Но сейчас все было наоборот: его точный портрет предстал перед нею, словно в галлюцинации. Тонкий благородный профиль, твердые насмешливые губы, резко очерченные линии скул и подбородка, четко выступающие под матовой, как у всех жителей Аквитании, кожей, и такие знакомые ей шрамы, делающие лицо чуть асимметричным, по которым она в те давние времена иногда ласково проводила пальцем.

– Вы не имеете права поступать так, – сказала она еле слышно. – Вы не имеете права принимать его облик, чтобы обмануть меня.

– Перестаньте бредить… Почему вы не хотите признать меня?

Она попыталась противостоять этому опасному видению:

– Нет, нет, вы не… он. У него были роскошные черные волосы, они обрамляли его лицо…

– Мои волосы? Я уже давным-давно приказал остричь эти лохмы, они мешали мне. Плавать по морям без них сподручнее.
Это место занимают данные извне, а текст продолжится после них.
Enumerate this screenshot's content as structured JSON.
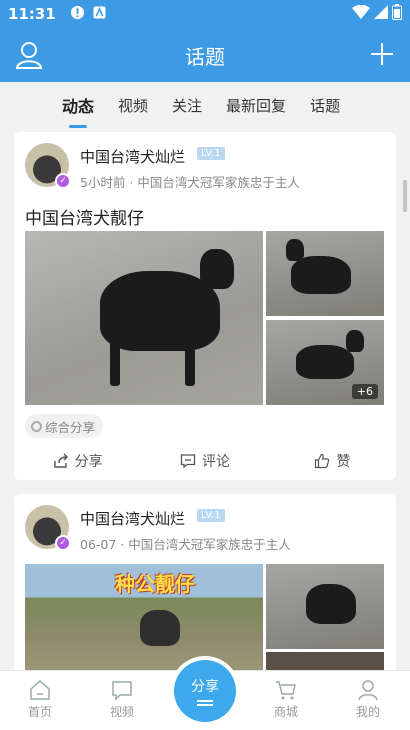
{
  "status_bar": {
    "time": "11:31"
  },
  "app_bar": {
    "title": "话题",
    "left_icon": "user-icon",
    "right_icon": "plus-icon"
  },
  "tabs": [
    {
      "label": "动态",
      "active": true
    },
    {
      "label": "视频",
      "active": false
    },
    {
      "label": "关注",
      "active": false
    },
    {
      "label": "最新回复",
      "active": false
    },
    {
      "label": "话题",
      "active": false
    }
  ],
  "posts": [
    {
      "username": "中国台湾犬灿烂",
      "level": "LV.1",
      "time": "5小时前",
      "meta_sep": " · ",
      "group": "中国台湾犬冠军家族忠于主人",
      "title": "中国台湾犬靓仔",
      "more_images": "+6",
      "tag": "综合分享",
      "actions": {
        "share": "分享",
        "comment": "评论",
        "like": "赞"
      }
    },
    {
      "username": "中国台湾犬灿烂",
      "level": "LV.1",
      "time": "06-07",
      "meta_sep": " · ",
      "group": "中国台湾犬冠军家族忠于主人",
      "banner_text": "种公靓仔"
    }
  ],
  "bottom_nav": {
    "home": "首页",
    "video": "视频",
    "share": "分享",
    "mall": "商城",
    "mine": "我的"
  },
  "colors": {
    "primary": "#3d9ae4",
    "fab": "#3da9ec",
    "level_badge": "#b9d9f3",
    "verified": "#b05be0"
  }
}
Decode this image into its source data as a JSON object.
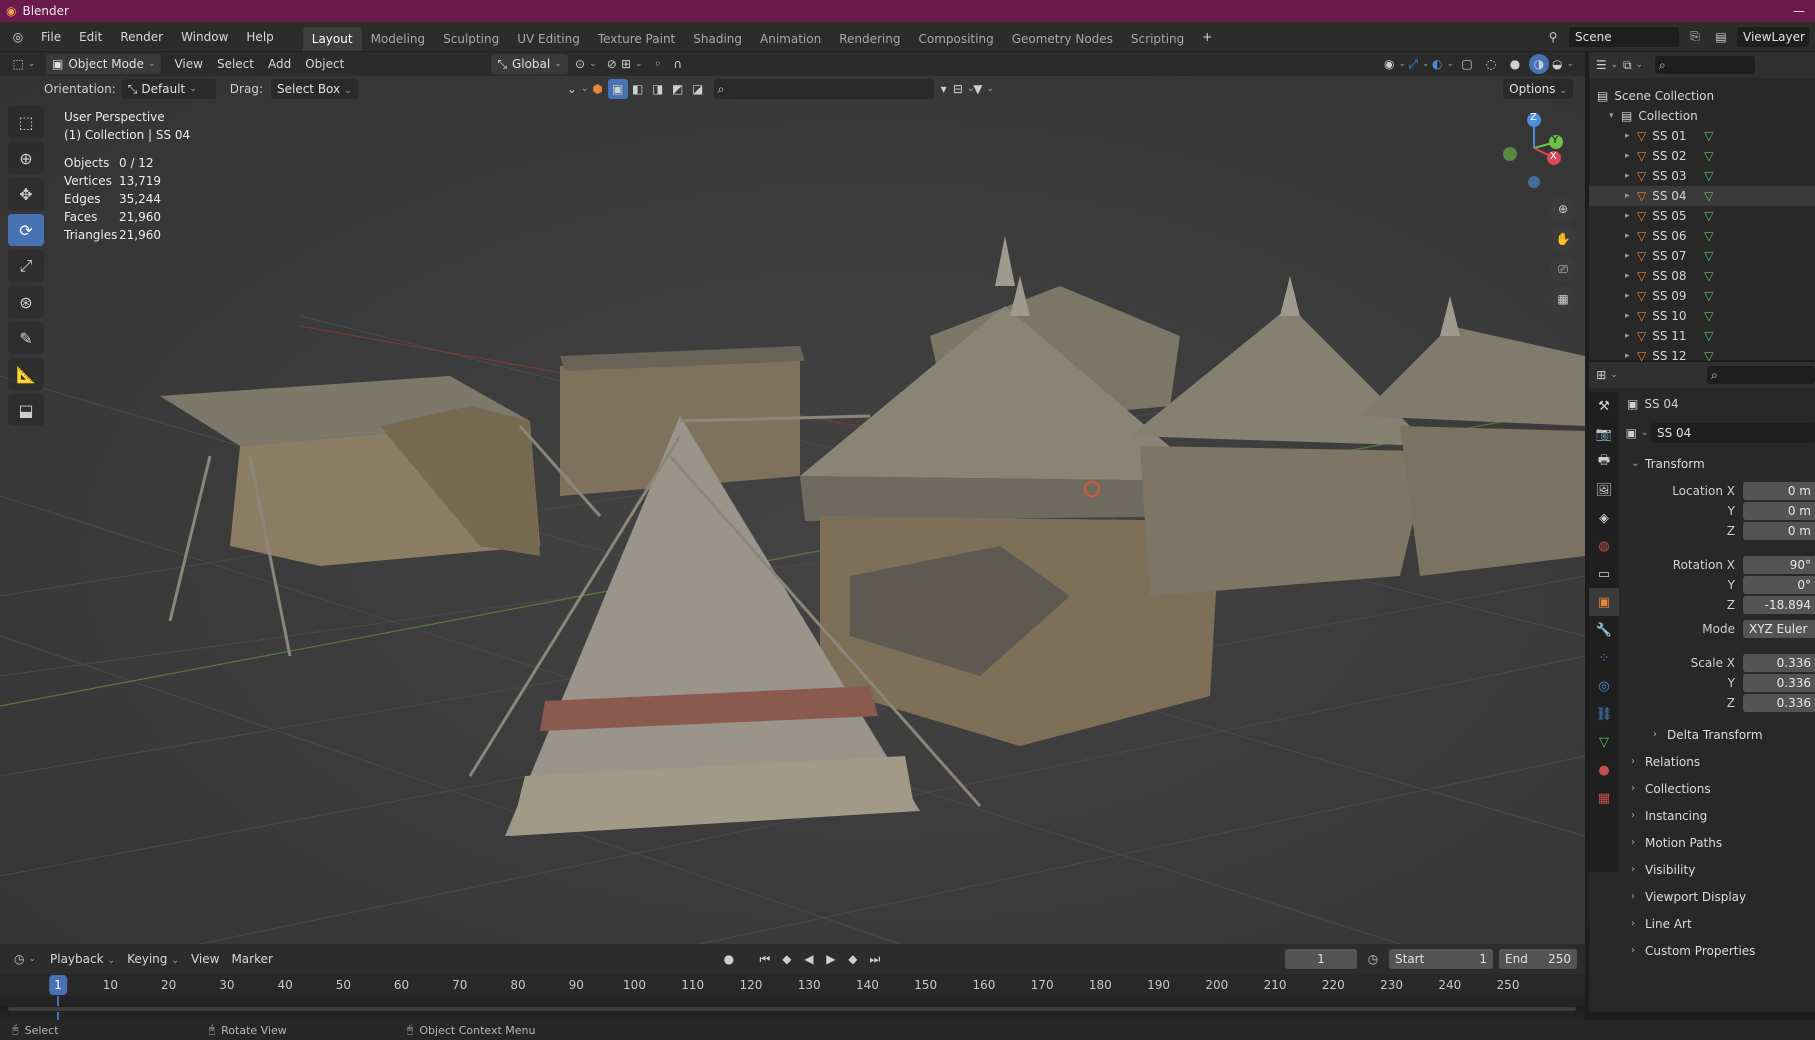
{
  "app": {
    "title": "Blender"
  },
  "menu": {
    "items": [
      "File",
      "Edit",
      "Render",
      "Window",
      "Help"
    ]
  },
  "workspaces": [
    {
      "label": "Layout",
      "active": true
    },
    {
      "label": "Modeling"
    },
    {
      "label": "Sculpting"
    },
    {
      "label": "UV Editing"
    },
    {
      "label": "Texture Paint"
    },
    {
      "label": "Shading"
    },
    {
      "label": "Animation"
    },
    {
      "label": "Rendering"
    },
    {
      "label": "Compositing"
    },
    {
      "label": "Geometry Nodes"
    },
    {
      "label": "Scripting"
    }
  ],
  "add_workspace": "+",
  "scene": {
    "name": "Scene",
    "view_layer": "ViewLayer"
  },
  "viewport_header": {
    "mode": "Object Mode",
    "menus": [
      "View",
      "Select",
      "Add",
      "Object"
    ],
    "transform_orientation": "Global",
    "options_label": "Options"
  },
  "viewport_sub": {
    "orientation_label": "Orientation:",
    "orientation_value": "Default",
    "drag_label": "Drag:",
    "drag_value": "Select Box"
  },
  "overlay_text": {
    "perspective": "User Perspective",
    "context": "(1) Collection | SS 04"
  },
  "stats": [
    {
      "label": "Objects",
      "value": "0 / 12"
    },
    {
      "label": "Vertices",
      "value": "13,719"
    },
    {
      "label": "Edges",
      "value": "35,244"
    },
    {
      "label": "Faces",
      "value": "21,960"
    },
    {
      "label": "Triangles",
      "value": "21,960"
    }
  ],
  "gizmo": {
    "x": "X",
    "y": "Y",
    "z": "Z"
  },
  "outliner": {
    "scene_collection": "Scene Collection",
    "collection": "Collection",
    "objects": [
      "SS 01",
      "SS 02",
      "SS 03",
      "SS 04",
      "SS 05",
      "SS 06",
      "SS 07",
      "SS 08",
      "SS 09",
      "SS 10",
      "SS 11",
      "SS 12"
    ],
    "selected": "SS 04"
  },
  "properties": {
    "object_name": "SS 04",
    "data_name": "SS 04",
    "transform_label": "Transform",
    "location_label": "Location X",
    "rotation_label": "Rotation X",
    "scale_label": "Scale X",
    "y_label": "Y",
    "z_label": "Z",
    "mode_label": "Mode",
    "location": [
      "0 m",
      "0 m",
      "0 m"
    ],
    "rotation": [
      "90°",
      "0°",
      "-18.894"
    ],
    "mode": "XYZ Euler",
    "scale": [
      "0.336",
      "0.336",
      "0.336"
    ],
    "sections": [
      "Delta Transform",
      "Relations",
      "Collections",
      "Instancing",
      "Motion Paths",
      "Visibility",
      "Viewport Display",
      "Line Art",
      "Custom Properties"
    ]
  },
  "timeline": {
    "menus": [
      "Playback",
      "Keying",
      "View",
      "Marker"
    ],
    "current_frame": "1",
    "start_label": "Start",
    "start": "1",
    "end_label": "End",
    "end": "250",
    "ticks": [
      "10",
      "20",
      "30",
      "40",
      "50",
      "60",
      "70",
      "80",
      "90",
      "100",
      "110",
      "120",
      "130",
      "140",
      "150",
      "160",
      "170",
      "180",
      "190",
      "200",
      "210",
      "220",
      "230",
      "240",
      "250"
    ]
  },
  "statusbar": {
    "select": "Select",
    "rotate": "Rotate View",
    "context_menu": "Object Context Menu"
  },
  "colors": {
    "accent": "#4772b3",
    "titlebar": "#6a1a4c",
    "mesh_icon": "#e8843c",
    "data_icon": "#5fbf6a"
  }
}
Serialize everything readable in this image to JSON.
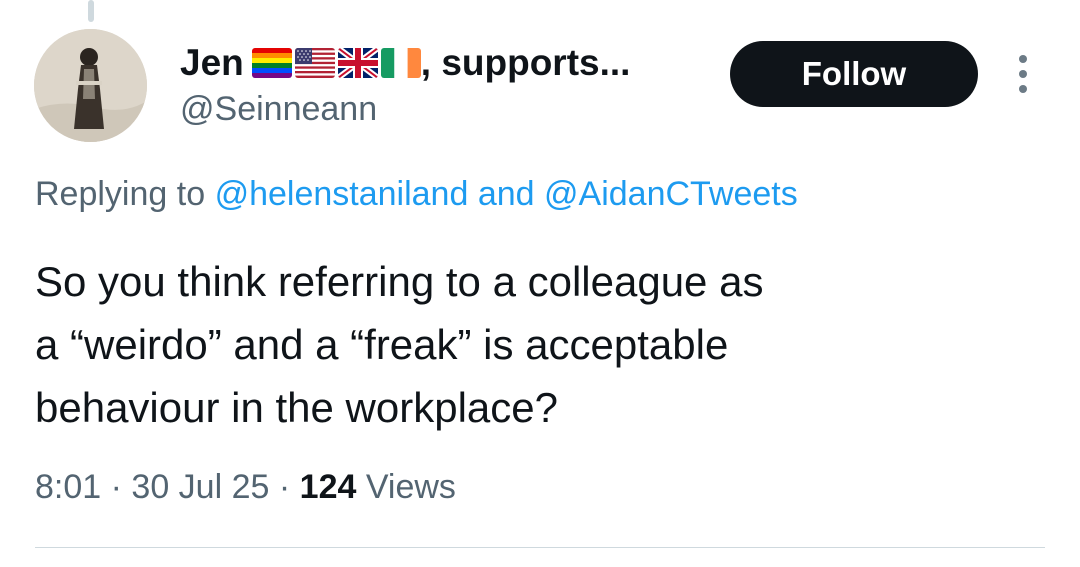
{
  "author": {
    "display_name": "Jen",
    "name_suffix": ", supports...",
    "handle": "@Seinneann",
    "flags": [
      "rainbow-pride-flag",
      "us-flag",
      "uk-flag",
      "ireland-flag"
    ]
  },
  "follow_label": "Follow",
  "reply": {
    "prefix": "Replying to",
    "mention1": "@helenstaniland",
    "conjunction": "and",
    "mention2": "@AidanCTweets"
  },
  "tweet": {
    "lines": [
      "So you think referring to a colleague as",
      "a “weirdo” and a “freak” is acceptable",
      "behaviour in the workplace?"
    ]
  },
  "meta": {
    "time": "8:01",
    "separator": "·",
    "date": "30 Jul 25",
    "views_count": "124",
    "views_label": "Views"
  },
  "colors": {
    "text": "#0f1419",
    "secondary": "#536471",
    "link": "#1d9bf0",
    "button_bg": "#0f1419"
  }
}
– Но он… он был хромой! – крикнула она. – Можно остричь волосы, можно закрыть маской лицо, но нельзя сделать длиннее ногу!

– И тем не менее я встретил хирурга, который совершил со мной это чудо. Хирург в пунцовой мантии… вы ведь тоже имели счастье тогда видеть его!

И так как она в полном смятении молчала, он бросил ей:

– Палач!

Он принялся ходить из угла в угол, разговаривая сам с собой:

– Мэтр Обен, палач, заплечных дел мастер в городе Париже. О, вот уж умелый человек, по приказу нашего короля он разорвет вам нервы и мускулы и приведет вас в надлежащий вид. Моя хромота была из-за стяжения сухожилия под коленом. После трех сеансов дыбы там осталась лишь зияющая рана, а больная нога сравнялась по длине со здоровой… Какой же у нас прекрасный палач и какой добрый король! Было бы ложью сказать, что преображение произошло быстро. Главным я обязан своему другу Абд эль-Мешрату, который блестяще завершил так превосходно начатое палачом дело. И теперь я знаю, что с небольшим вкладышем, вложенным внутрь сапога, походка моя почти не отличается от походки здорового человека. Ощущать это после тридцати лет хромоты, чувствовать, что твердо стоишь на ногах, весьма приятно. Вот уж никогда не думал, что такое может когда-нибудь случиться со мной. Нормальная походка, то, что для многих людей так естественно, была для меня событием, каждодневной радостью… я готов был прыгать, скакать, как клоун. Я мог предаваться тому, чего был лишен мальчик-инвалид, а потом – мужчина, вид которого отталкивал… И это тем более важно здесь, на море…

Он говорил словно сам с собою, но взгляд его был неотрывно обращен к бледному, почти восковому лицу молодой женщины. Она продолжала держаться так, словно ничего не слышит, не понимает. Безусловно, он ожидал, что она будет потрясена, но чтобы настолько…

Наконец губы Анжелики дрогнули.

– Но голос!.. Как можете вы утверждать… У него был несравненной красоты голос! Уж его-то я помню очень хорошо!

Она слышала сейчас его голос, с какой-то необычайной ясностью всплывший из прошлого.

Вот он, в красном бархатном камзоле, стоит против нее на другом конце банкетного стола, озаренное улыбкой лицо обрамлено роскошной черной шевелюрой, и его прекрасное бельканто наполняет звуками своды старинного дворца в Тулузе.

Ах, как она его слушала тогда! Она горестно затрясла головой. Воспоминание об этом волшебном пении и мучительное сожаление о том, что некогда было… было… и о том, что могло бы быть…

– А его голос? Золотой голос королевства?

– Умер!

Горечь, с которой он бросил это слово, еще больше подчеркнула, как его голос отличается от того, волшебного… Нет, она никогда не сможет соединить это лицо и этот голос, что прозвучал сейчас.